Raw DNA data are provided in a Tab-delimited text file. This file contains a header describing the data, and a line per each variant with five columns containing the following information:
The name of the variant with its rsID (= Reference SNP cluster ID), if available
The chromosome number
The variant position on the chromosome
The pair of observed values (allele 1 and allele 2 - representing the paternal and maternal sides, not necessarily in this order) at this location in the genome for that specific DNA sample.
Here is an example what raw DNA data looks like:
Raw data include two types of genetic variants in your DNA: the SNPs (stands for Single Nucleotide Polymorphisms) and the indels (insertion and/or deletion of nucleotides).
- For SNP variants, each allele is represented by a letter standing for the 4 DNA nucleotides:
A for Adenine
C for Cytosine
G for Guanine
T for Thymine
- For indel variants, each allele is represented by the letters I or D, standing for Insertion or Deletion.

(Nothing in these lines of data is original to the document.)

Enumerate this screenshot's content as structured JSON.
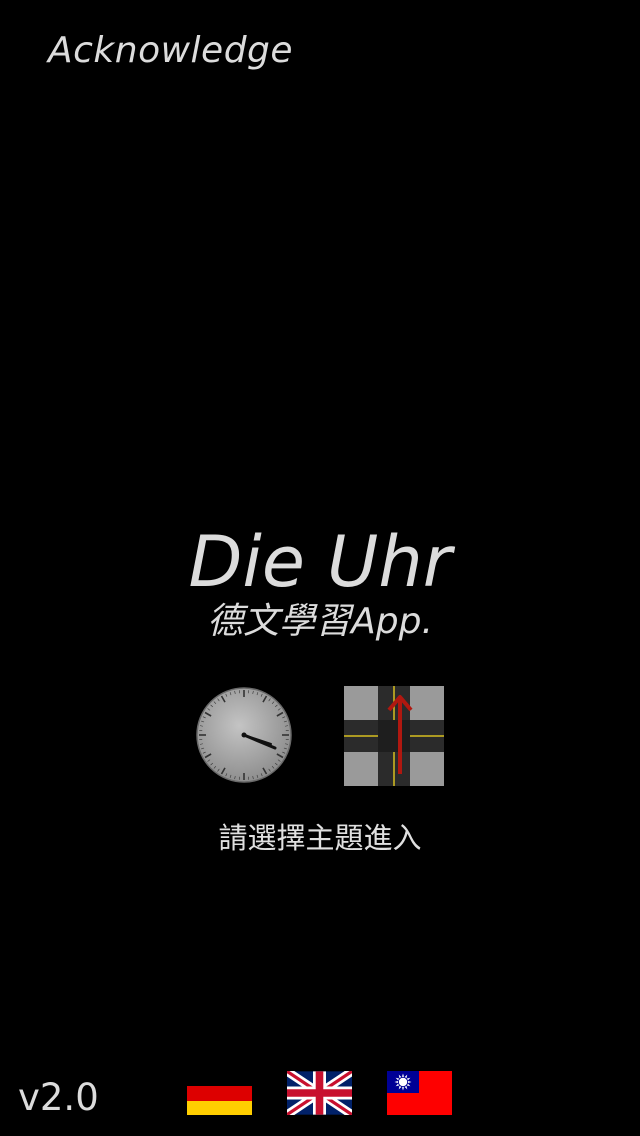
{
  "header": {
    "acknowledge_label": "Acknowledge"
  },
  "main": {
    "title": "Die Uhr",
    "subtitle": "德文學習App.",
    "prompt": "請選擇主題進入",
    "topics": [
      {
        "icon": "clock-icon",
        "time_shown": "4:22"
      },
      {
        "icon": "street-crossing-icon"
      }
    ]
  },
  "footer": {
    "version": "v2.0",
    "languages": [
      {
        "icon": "german-flag-icon"
      },
      {
        "icon": "uk-flag-icon"
      },
      {
        "icon": "taiwan-flag-icon"
      }
    ]
  },
  "colors": {
    "background": "#000000",
    "text": "#dcdcdc",
    "road_marking": "#e0c020",
    "arrow": "#b01810"
  }
}
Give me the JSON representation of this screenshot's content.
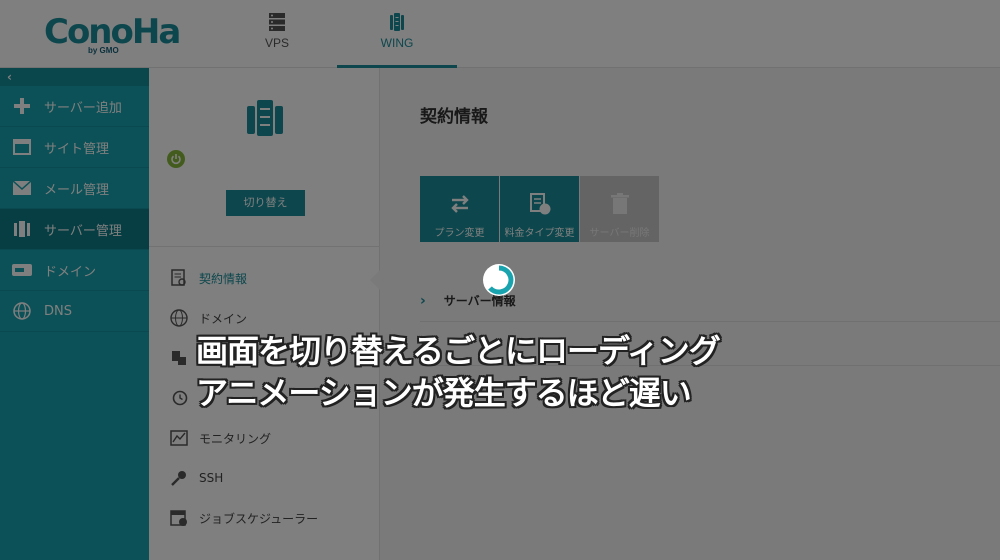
{
  "brand": {
    "logo_text": "ConoHa",
    "logo_sub": "by GMO",
    "accent": "#1a8e9a"
  },
  "top_tabs": [
    {
      "label": "VPS",
      "icon": "server-stack-icon"
    },
    {
      "label": "WING",
      "icon": "wing-server-icon",
      "active": true
    }
  ],
  "sidebar": {
    "collapse_glyph": "‹",
    "items": [
      {
        "label": "サーバー追加",
        "icon": "plus-icon"
      },
      {
        "label": "サイト管理",
        "icon": "window-icon"
      },
      {
        "label": "メール管理",
        "icon": "mail-icon"
      },
      {
        "label": "サーバー管理",
        "icon": "server-icon",
        "active": true
      },
      {
        "label": "ドメイン",
        "icon": "domain-icon"
      },
      {
        "label": "DNS",
        "icon": "globe-icon"
      }
    ]
  },
  "mid_panel": {
    "switch_label": "切り替え",
    "items": [
      {
        "label": "契約情報",
        "icon": "contract-icon",
        "active": true
      },
      {
        "label": "ドメイン",
        "icon": "www-icon"
      },
      {
        "label": "",
        "icon": "transfer-icon"
      },
      {
        "label": "",
        "icon": "history-icon"
      },
      {
        "label": "モニタリング",
        "icon": "chart-icon"
      },
      {
        "label": "SSH",
        "icon": "key-icon"
      },
      {
        "label": "ジョブスケジューラー",
        "icon": "calendar-icon"
      }
    ]
  },
  "main": {
    "title": "契約情報",
    "actions": [
      {
        "label": "プラン変更",
        "icon": "swap-icon"
      },
      {
        "label": "料金タイプ変更",
        "icon": "billing-icon"
      },
      {
        "label": "サーバー削除",
        "icon": "trash-icon",
        "disabled": true
      }
    ],
    "sections": [
      {
        "label": "サーバー情報"
      },
      {
        "label": ""
      }
    ]
  },
  "overlay": {
    "caption_line1": "画面を切り替えるごとにローディング",
    "caption_line2": "アニメーションが発生するほど遅い"
  }
}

Each SNP position can have a combination of two nucleotides out of the four nucleotides (A, C, G and T). This means that there are three possibilities of genotypes for each variant. For example: if a variant contains either G (Guanine) or C (Cytosine), then the possible genotypes are G G, C C, or G C (the order of the alleles does not matter, so G C is the same as C G).
Each chromosome is composed of 2 strands, commonly called ‘forward strand’ and ‘reverse strand’. Alleles may be on either of those two strands.
For example, an SNP genotype that is A A on the ‘forward strand’, will be T T on the ‘reverse strand’.
It is important to know on which strand your data is located. MyHeritage DNA reports data for the SNPs located on the forward strand as regards to the human reference genome.